Gad Lerner: «Siamo tutti un po’ bastardi»

L’incontro con il giornalista di La7 sul “melting pot” è stato il più seguito della rassegna CormonsLibri
Bumbaca Gorizia 12.12.2012 Cormons Libri Gad Lerner - Fotografia di Pierluigi Bumbaca
Bumbaca Gorizia 12.12.2012 Cormons Libri Gad Lerner - Fotografia di Pierluigi Bumbaca

CORMONS. «Siamo tutti un pò bastardi, incroci di tempo, spazio e cose. Qui come in ogni luogo del mondo, anche e soprattutto in quelli dove c'è qualcuno che predica l'unicità assoluta di razza: è una balla colossale». Gad Lerner ha parlato più volte nel corso della serata di ieri a CormonsLibri del meticciato culturale, tema che riguarda i territori della sua vita raccontati nel volume “Scintille”, ma anche quelli del pubblico che lo stava ascoltando.

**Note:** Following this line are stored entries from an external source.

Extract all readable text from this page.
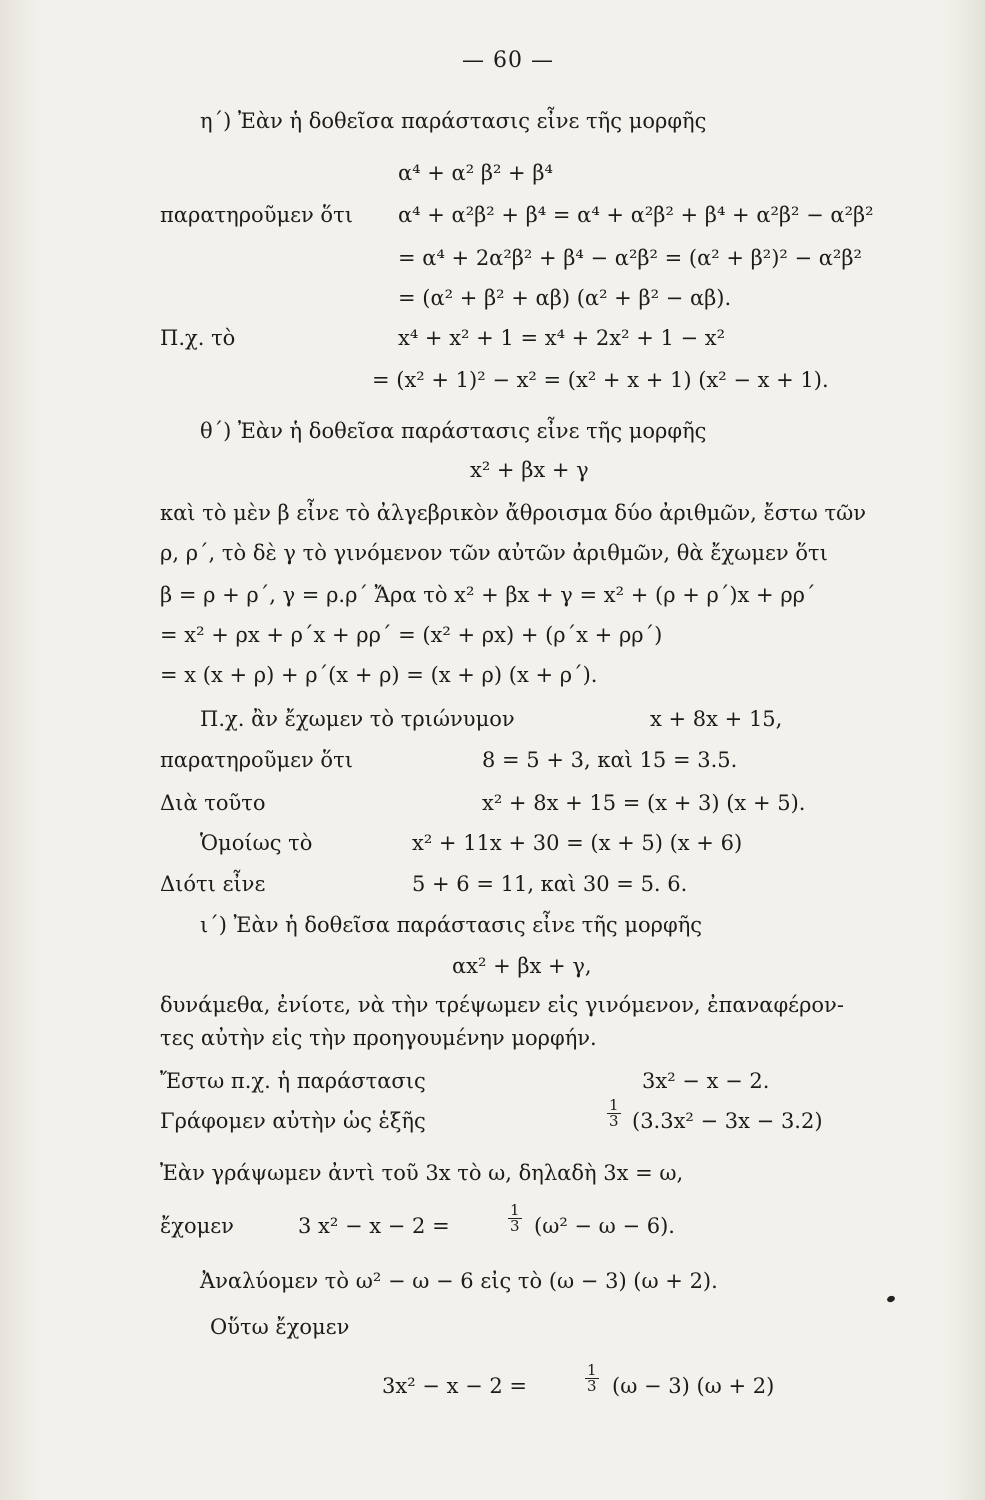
— 60 —
η΄) Ἐὰν ἡ δοθεῖσα παράστασις εἶνε τῆς μορφῆς
α⁴ + α² β² + β⁴
παρατηροῦμεν ὅτι α⁴ + α²β² + β⁴ = α⁴ + α²β² + β⁴ + α²β² − α²β²
= α⁴ + 2α²β² + β⁴ − α²β² = (α² + β²)² − α²β²
= (α² + β² + αβ) (α² + β² − αβ).
Π.χ. τὸ	x⁴ + x² + 1 = x⁴ + 2x² + 1 − x²
= (x² + 1)² − x² = (x² + x + 1) (x² − x + 1).
θ΄) Ἐὰν ἡ δοθεῖσα παράστασις εἶνε τῆς μορφῆς
x² + βx + γ
καὶ τὸ μὲν β εἶνε τὸ ἀλγεβρικὸν ἄθροισμα δύο ἀριθμῶν, ἔστω τῶν
ρ, ρ΄, τὸ δὲ γ τὸ γινόμενον τῶν αὐτῶν ἀριθμῶν, θὰ ἔχωμεν ὅτι
β = ρ + ρ΄, γ = ρ.ρ΄ Ἄρα τὸ x² + βx + γ = x² + (ρ + ρ΄)x + ρρ΄
= x² + ρx + ρ΄x + ρρ΄ = (x² + ρx) + (ρ΄x + ρρ΄)
= x (x + ρ) + ρ΄(x + ρ) = (x + ρ) (x + ρ΄).
Π.χ. ἂν ἔχωμεν τὸ τριώνυμον	x + 8x + 15,
παρατηροῦμεν ὅτι	8 = 5 + 3, καὶ 15 = 3.5.
Διὰ τοῦτο	x² + 8x + 15 = (x + 3) (x + 5).
Ὁμοίως τὸ	x² + 11x + 30 = (x + 5) (x + 6)
Διότι εἶνε	5 + 6 = 11, καὶ 30 = 5. 6.
ι΄) Ἐὰν ἡ δοθεῖσα παράστασις εἶνε τῆς μορφῆς
αx² + βx + γ,
δυνάμεθα, ἐνίοτε, νὰ τὴν τρέψωμεν εἰς γινόμενον, ἐπαναφέρον-
τες αὐτὴν εἰς τὴν προηγουμένην μορφήν.
Ἔστω π.χ. ἡ παράστασις	3x² − x − 2.
Ἐὰν γράψωμεν ἀντὶ τοῦ 3x τὸ ω, δηλαδὴ 3x = ω,
Ἀναλύομεν τὸ ω² − ω − 6 εἰς τὸ (ω − 3) (ω + 2).
Οὕτω ἔχομεν
Γράφομεν αὐτὴν ὡς ἑξῆς	$\frac{1}{3} (3.3x^2 - 3x - 3.2)$
ἔχομεν	3 x² − x − 2 =	$\frac{1}{3} (\omega^2 - \omega - 6)$.
3x² − x − 2 =	$\frac{1}{3} (\omega - 3) (\omega + 2)$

È stato sicuramente l'evento più seguito della rassegna organizzata da CulturaGlobale. Il giornalista nato a Beirut ha raccontato il proprio vissuto parlando anche dell'osservanza piuttosto relativa dei dogmi ebraici nella sua famiglia: «Non siamo molto praticanti - ha spiegato - ed una dimostrazione l'ho data oggi a Cormons, quando ho assaggiato un ottimo prosciutto locale anche se la mia religione non me lo permetterebbe». La storia della famiglia Lerner intrecciata con la grande epopea del Novecento: questo l’argomento principale della chiacchierata con il giornalista Andrea Bellavite. «Due miei nonni erano vostri compatrioti perché appartenevano all'Impero Austroungarico, sebbene vivessero nella lontanissima Leopoli, oggi Ucraina. Di origine e religione ebrea, scamparono al massacro nazista perché da qualche anno si erano trasferiti in Palestina. Mio padre nacque ad Haifa e si unì in matrimonio con mia madre, la cui famiglia era ebrea ma di provenienza ottomana: i suoi genitori erano originari di Smirne, in Turchia. I Lerner poi vissero tra Israele, Siria e Libano, dove nacqui io: lasciai però Beirut a soli tre anni, per venire in Italia. Ci tornai dopo 50 anni e riuscii a visitare quei territori oggi al confine tra Israele e Libano che sono sotto il controllo dell'esercito italiano». Un’esistenza difficile: per decenni rimase apolide ottennendo la cittadinanza italiana solo a 30 anni.